Plus inhabituel pour moi, j'ai aussi lu avec grand plaisir quelques albums jeunesse:
- "Mer en poèmes" de Michèle Daufresne (Seuil jeunesse, à partir de 4 ans): des collages de matériaux divers peints à l'aquarelle illustrent de courts poèmes marins d'Aimé Césaire, Baudelaire, Blaise Cendrars et bien d'autres - dont l'auteur elle-même. Un belle initiation au pouvoir d'évocation des mots et à la poésie. "C'est la mer pour la mer et pour ceux qui en rêvent" (Supervielle)
- "Jean et Jeanne" d'Yves Pinguilly (auteur) et Aurélie Blanz (illustrateur) (Vilo jeunesse, à partir de 6 ans): de superbes illustrations oniriques très colorées pour un conte adapté des frères Grimm malheureusement plutôt banal (une jeune fille est transformée en oiseau par une sorcière, son jeune amoureux devra trouver le stratagème pour la libérer). Les dessins pétillants proposent un univers tendre et fleuri d'un romantisme non dénué d'humour qui fait toute la beauté de cet album.
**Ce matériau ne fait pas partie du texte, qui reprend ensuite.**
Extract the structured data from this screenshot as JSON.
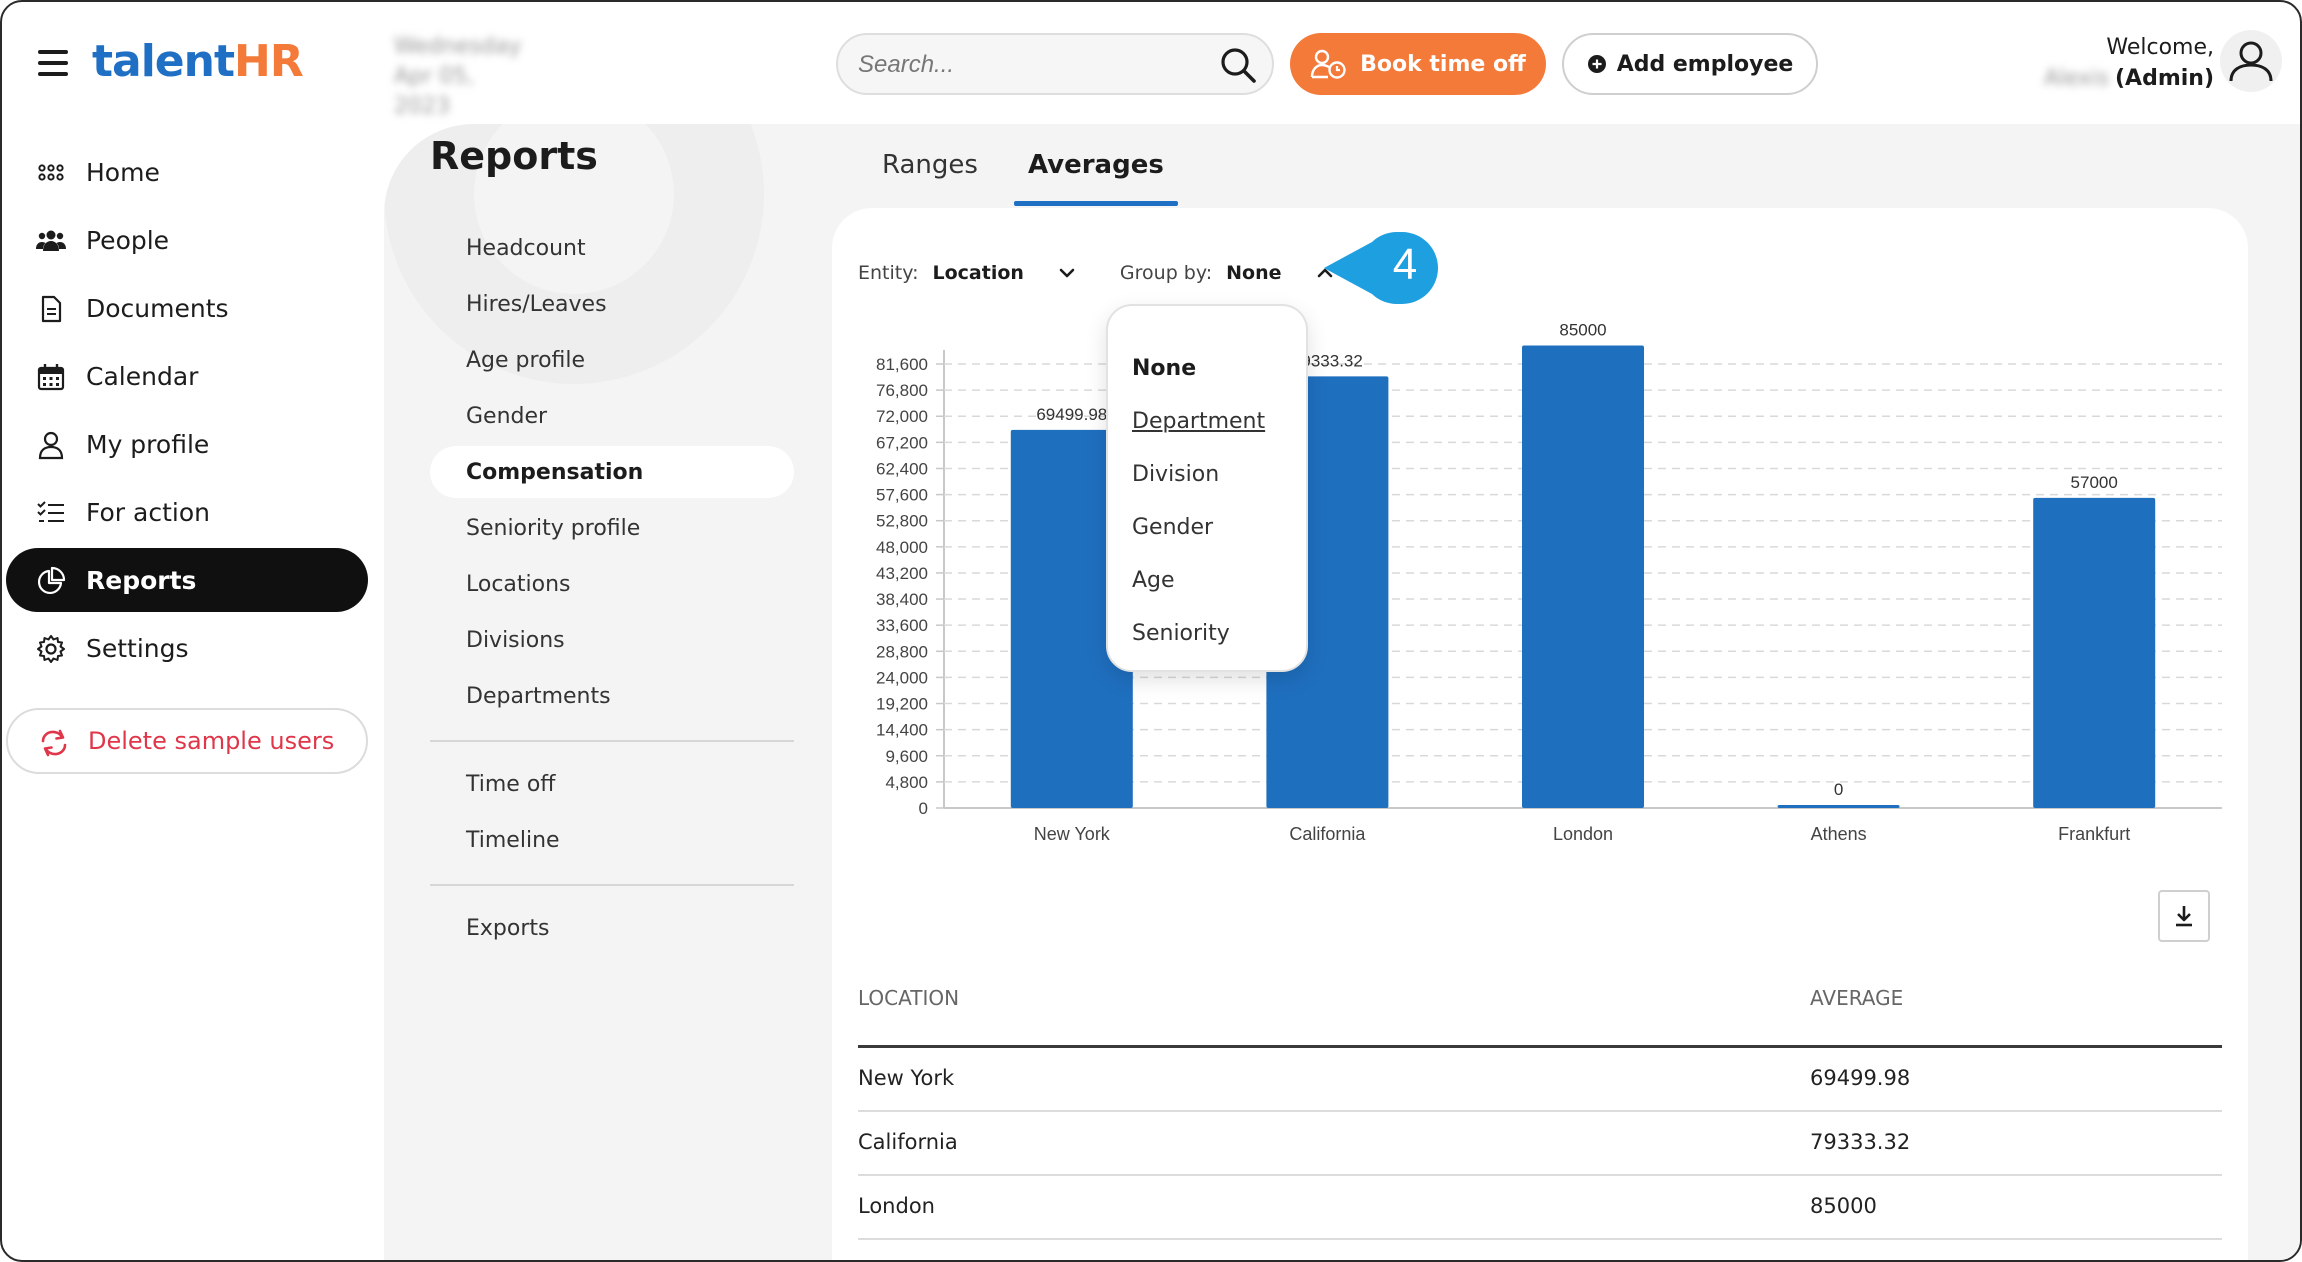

- je garde le meilleur pour la fin, "Puff le dragon" de Lenny Lipton (auteur) et Eric Puybaret (illustrations) (Gautier-Languereau, à partir de 4 ans): l'adaptation en album d'une chanson des années 60, véritable tube interprété par Peter, Paul and Mary qui raconte la relation complice entre un dragon "qui gambade dans la brume du royaume sous le vent" et un petit garçon. Ce dernier grandit et finit par délaisser son vieil ami, abandonné à sa nostalgie. Une jolie fable sur la fin de l'enfance illustrée avec grand talent par une peinture imaginative et émouvante, riche en petits détails malicieux et charmants (en regardant bien, une multitude de visages apparaissent dans le décor). Un album original au graphisme attachant et au rythme musical, qui dit aussi que les enfants sont éternels (la fille du petit garçon deviendra la nouvelle amie du dragon).
La chanson interprétée par Peter, Paul and Mary est en ligne ici.
Nettement moins angélique, j'ai lu aussi "L'attrape-coeurs" de JD Salinger, ce roman américain culte des années 50 est écrit dans une langue remarquable, autant que je puisse en juger par la traduction d'Annie Saumont. A tel point que je me suis surprise plusieurs fois à faire des remarques à la Holden Caulfield, le jeune homme viré de son college qui erre dans les rues et les bars de New-York, avec cette insolence désorientée propre à l'adolescence.
Petit extrait car je n'y résiste pas:
"Ils avaient chacun leur chambre et tout. Des gens dans les 70 ans ou même plus. Ce qui les empêchait pas de s'exciter encore pour une chose ou pour une autre - à leur façon un peu débile, tout de même. Je sais bien que c'est plutôt salaud de dire ça mais faudrait pas le prendre mal, c'est seulement que je pensais souvent au père Spencer et si on pensait trop à lui on en arrivait forcément à se demander à quoi ça lui servait d'être encore en vie. Vu qu'il était tout bossu, terriblement déglingué; et en classe, chaque fois qu'il écrivait au tableau et qu'il laissait tomber sa craie, un des gars au premier rang devait se lever et la ramasser pour lui. A mon avis, c'est vraiment moche. (...) un dimanche j'étais là avec d'autres gars à boire une tasse de chocolat, il nous a montré cette vieille couverture navajo assez esquintée que tous les deux, avec Mrs Spencer, ils avaient acheté à un Indien de Yellowstone Park. On voyait bien que le père Spencer était sacrément fier de son achat. C'est ce que je veux dire. Prenez quelqu'un de vieux comme le monde, le père Spencer par exemple, et rien que d'acheter une couverture, le voilà tout frétillant. (...) J'étais pas plus tôt entré que je regrettais d'être venu. Il lisait l'Atlantic monthly, et y avait plein de médicaments et ça sentait les gouttes Vicks pour le nez. De quoi vous donner la déprime. Les gens malades j'aime pas tellement. Ce qui arrangeait pas les choses c'est qu'il avait son vieux peignoir minable qu'il devait déjà avoir en naissant. Et je peux pas dire non plus que j'adore quand les types de son âge traînent en pyjama ou en peignoir."
Plutôt vivifiant, ce mélange de naïveté et de cynisme!